I always knew something was “different” about me growing up. I would get panicky feelings when I had a fever or when I heard a clock ticking. I couldn’t go very far from home, a friend wanted me to go on a camping/hiking trip. The day of we were almost by Edmonton on route to BC but I started getting really anxious, so I went back home instead. Scenarios like this happened time and time again but I didn’t really think deeply on them. I got married, had my kids and placed a lot of demands on myself. I felt I had to be the perfect everything and constantly I would take shallow, short breaths and felt so overwhelmed all of the time. My face broke out in the worst acne ever, huge boils all over my cheeks. I was so embarrassed and tried everything to heal it.  Dairy products were a huge no-no for me but I also needed healing from the inside out.


September 2012, I watched one of our best friends die and it triggered the start of panic attacks. I can relate to Kelsey’s story so much. I had all those same feelings. I was a walking, talking panic attack for one full year! In the book “Changes that Heal”, by Townsend and Cloud, they state that the feelings of a panic attack are the scariest you’ll ever experience.

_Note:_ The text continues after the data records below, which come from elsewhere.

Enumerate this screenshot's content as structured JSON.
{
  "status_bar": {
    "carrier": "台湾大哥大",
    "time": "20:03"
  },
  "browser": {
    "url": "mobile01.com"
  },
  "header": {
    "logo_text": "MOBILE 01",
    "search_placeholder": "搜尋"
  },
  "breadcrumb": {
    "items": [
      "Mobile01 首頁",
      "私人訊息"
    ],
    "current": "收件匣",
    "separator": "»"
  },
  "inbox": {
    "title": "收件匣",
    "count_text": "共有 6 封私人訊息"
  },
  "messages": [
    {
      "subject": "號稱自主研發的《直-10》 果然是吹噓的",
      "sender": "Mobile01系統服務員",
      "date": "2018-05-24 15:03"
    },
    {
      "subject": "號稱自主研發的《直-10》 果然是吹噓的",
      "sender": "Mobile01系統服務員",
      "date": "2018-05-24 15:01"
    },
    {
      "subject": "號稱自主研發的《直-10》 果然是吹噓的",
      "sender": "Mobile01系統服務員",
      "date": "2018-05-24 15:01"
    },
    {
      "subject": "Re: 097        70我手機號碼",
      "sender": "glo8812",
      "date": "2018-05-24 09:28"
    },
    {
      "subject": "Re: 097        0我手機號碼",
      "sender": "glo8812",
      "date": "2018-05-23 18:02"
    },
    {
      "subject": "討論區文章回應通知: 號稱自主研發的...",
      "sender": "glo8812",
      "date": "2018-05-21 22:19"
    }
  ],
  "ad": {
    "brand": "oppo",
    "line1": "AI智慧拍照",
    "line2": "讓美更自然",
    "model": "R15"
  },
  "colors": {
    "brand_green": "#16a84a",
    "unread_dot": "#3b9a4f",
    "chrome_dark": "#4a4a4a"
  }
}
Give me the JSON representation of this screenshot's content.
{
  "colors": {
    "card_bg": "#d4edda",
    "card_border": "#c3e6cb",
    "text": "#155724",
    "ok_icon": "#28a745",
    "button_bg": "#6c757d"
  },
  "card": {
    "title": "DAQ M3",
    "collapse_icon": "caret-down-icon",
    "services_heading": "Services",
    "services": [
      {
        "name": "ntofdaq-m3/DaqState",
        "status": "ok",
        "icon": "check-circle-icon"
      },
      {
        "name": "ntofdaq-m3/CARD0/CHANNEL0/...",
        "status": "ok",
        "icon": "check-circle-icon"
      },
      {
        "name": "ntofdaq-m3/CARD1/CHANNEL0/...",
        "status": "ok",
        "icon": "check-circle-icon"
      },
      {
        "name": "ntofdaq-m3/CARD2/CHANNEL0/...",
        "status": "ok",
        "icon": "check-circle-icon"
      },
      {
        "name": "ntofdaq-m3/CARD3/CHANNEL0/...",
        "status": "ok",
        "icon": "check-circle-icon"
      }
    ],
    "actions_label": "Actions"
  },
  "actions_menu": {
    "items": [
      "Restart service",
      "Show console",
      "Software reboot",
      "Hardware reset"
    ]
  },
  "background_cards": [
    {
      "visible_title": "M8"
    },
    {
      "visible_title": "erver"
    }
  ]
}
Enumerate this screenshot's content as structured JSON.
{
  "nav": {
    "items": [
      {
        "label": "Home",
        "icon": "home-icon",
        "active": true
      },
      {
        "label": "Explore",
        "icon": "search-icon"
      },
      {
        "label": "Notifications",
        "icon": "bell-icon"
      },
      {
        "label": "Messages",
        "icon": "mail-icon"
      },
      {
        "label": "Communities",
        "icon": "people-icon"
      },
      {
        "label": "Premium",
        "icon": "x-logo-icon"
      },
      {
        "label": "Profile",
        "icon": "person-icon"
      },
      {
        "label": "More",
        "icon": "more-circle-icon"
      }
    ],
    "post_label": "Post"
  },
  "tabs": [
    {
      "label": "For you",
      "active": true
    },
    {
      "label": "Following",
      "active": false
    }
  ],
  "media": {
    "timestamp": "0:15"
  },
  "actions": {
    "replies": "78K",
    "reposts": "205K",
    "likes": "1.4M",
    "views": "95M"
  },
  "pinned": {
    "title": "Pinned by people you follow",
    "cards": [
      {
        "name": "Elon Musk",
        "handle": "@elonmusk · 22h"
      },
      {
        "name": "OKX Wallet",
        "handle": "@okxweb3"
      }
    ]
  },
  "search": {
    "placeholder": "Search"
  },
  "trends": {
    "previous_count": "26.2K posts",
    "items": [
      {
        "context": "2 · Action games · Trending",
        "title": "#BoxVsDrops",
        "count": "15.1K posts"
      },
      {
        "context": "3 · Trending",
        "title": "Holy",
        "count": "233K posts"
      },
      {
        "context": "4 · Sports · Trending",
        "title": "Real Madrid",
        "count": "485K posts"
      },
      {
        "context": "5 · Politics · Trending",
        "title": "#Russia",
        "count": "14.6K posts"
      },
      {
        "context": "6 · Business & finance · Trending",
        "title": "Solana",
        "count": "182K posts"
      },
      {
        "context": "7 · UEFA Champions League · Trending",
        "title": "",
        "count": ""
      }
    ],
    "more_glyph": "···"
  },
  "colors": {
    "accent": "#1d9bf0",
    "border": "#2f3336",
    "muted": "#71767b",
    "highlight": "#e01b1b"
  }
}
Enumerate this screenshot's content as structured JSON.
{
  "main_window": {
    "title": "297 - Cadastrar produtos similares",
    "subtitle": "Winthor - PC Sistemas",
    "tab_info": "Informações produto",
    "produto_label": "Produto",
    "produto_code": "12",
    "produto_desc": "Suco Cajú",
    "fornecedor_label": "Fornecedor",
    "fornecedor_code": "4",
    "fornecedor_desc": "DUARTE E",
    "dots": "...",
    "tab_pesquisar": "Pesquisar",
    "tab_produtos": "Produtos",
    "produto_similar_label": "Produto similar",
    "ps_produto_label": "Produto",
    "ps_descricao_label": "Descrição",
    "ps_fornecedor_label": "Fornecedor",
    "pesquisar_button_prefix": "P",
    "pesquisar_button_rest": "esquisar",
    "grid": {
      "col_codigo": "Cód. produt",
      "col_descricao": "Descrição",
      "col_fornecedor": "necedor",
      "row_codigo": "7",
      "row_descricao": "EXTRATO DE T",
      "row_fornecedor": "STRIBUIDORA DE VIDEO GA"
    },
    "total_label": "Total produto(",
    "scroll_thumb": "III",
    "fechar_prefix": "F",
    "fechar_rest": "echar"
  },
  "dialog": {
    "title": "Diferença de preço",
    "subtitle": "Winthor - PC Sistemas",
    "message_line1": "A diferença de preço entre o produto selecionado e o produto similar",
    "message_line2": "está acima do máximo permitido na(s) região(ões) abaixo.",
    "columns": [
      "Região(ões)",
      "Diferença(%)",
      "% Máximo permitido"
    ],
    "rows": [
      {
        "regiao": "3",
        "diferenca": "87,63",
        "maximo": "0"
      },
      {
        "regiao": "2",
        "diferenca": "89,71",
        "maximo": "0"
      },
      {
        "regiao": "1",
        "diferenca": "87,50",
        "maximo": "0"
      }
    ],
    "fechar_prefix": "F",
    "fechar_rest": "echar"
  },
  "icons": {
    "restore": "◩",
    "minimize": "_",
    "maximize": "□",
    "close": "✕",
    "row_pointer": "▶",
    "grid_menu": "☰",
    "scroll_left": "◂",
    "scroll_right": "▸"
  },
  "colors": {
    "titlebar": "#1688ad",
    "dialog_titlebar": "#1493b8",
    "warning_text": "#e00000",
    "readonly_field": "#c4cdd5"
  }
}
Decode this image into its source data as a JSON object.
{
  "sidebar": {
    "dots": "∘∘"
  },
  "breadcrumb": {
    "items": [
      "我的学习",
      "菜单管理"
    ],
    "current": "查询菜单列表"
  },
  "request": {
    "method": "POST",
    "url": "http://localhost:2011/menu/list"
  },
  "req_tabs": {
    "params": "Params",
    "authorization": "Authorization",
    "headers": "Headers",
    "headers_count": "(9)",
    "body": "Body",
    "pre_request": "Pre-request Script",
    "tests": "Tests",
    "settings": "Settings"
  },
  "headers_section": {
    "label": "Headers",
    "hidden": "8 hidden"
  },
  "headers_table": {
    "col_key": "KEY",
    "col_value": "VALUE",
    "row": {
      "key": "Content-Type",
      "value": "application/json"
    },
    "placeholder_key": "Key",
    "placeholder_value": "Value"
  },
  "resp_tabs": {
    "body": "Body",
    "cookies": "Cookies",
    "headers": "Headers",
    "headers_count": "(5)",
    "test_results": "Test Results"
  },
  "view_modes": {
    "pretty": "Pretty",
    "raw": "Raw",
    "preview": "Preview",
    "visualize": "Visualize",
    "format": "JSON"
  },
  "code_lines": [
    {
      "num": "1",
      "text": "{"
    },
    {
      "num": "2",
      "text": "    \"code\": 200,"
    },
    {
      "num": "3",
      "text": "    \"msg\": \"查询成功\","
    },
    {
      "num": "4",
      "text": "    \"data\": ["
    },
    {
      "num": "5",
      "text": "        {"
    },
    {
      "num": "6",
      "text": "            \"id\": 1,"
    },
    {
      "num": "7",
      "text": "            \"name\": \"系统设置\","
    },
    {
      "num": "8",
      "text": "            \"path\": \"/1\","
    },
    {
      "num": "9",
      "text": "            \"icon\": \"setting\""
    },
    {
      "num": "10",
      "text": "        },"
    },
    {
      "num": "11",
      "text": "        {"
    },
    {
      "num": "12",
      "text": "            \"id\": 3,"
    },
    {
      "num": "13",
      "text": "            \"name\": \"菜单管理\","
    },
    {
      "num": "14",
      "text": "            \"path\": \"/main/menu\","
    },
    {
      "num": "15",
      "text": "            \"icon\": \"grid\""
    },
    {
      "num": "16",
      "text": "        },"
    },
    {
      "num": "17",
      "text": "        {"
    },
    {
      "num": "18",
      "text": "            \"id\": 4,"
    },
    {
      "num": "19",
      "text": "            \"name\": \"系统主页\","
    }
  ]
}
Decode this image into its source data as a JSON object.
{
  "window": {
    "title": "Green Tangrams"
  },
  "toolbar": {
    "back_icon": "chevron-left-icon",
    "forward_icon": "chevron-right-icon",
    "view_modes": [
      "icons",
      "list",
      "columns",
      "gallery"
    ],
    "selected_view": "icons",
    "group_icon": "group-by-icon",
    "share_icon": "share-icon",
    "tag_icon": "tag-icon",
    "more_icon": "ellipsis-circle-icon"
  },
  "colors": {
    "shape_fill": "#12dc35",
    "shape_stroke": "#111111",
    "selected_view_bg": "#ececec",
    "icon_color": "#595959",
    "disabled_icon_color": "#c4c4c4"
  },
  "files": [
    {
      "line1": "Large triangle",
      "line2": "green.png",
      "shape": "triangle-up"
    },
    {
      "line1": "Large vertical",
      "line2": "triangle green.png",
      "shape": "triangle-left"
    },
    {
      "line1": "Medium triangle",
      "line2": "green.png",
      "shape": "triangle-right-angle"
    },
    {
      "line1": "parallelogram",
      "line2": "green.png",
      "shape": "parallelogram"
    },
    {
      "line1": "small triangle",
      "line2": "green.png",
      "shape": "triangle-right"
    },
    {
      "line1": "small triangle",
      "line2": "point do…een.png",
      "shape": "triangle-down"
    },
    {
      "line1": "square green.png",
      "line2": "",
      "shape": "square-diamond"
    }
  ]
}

Once they start and if you don’t get a grasp on them, they will control your life. I went for grief counselling, then one full year of counselling over the phone, every Wednesday for one full hour. I could not drive, a lot of the panic attacks happened at that time. To this day, I still struggle to drive because all the memories come back. I have to remind myself that, that isn’t me anymore. With a lot of prayer, meditation on scripture, worship music and a lot of pushing to “live” by my husband was I able to function normally again. Mental health is a big taboo in our culture today. There are so many factors from genetical, circumstantial to environmental that can get the ball of anxiety, panic attacks and depression rolling in our minds.


I am so thankful for Kelsey and Lindsay’s willingness to open up this huge can of worms that so many are scared to deal with.  We are all imperfect humans dealing and living in an imperfect world. Nothing is wrong with our minds, we just need to reprogram them with truth, so that the truth shall set us free!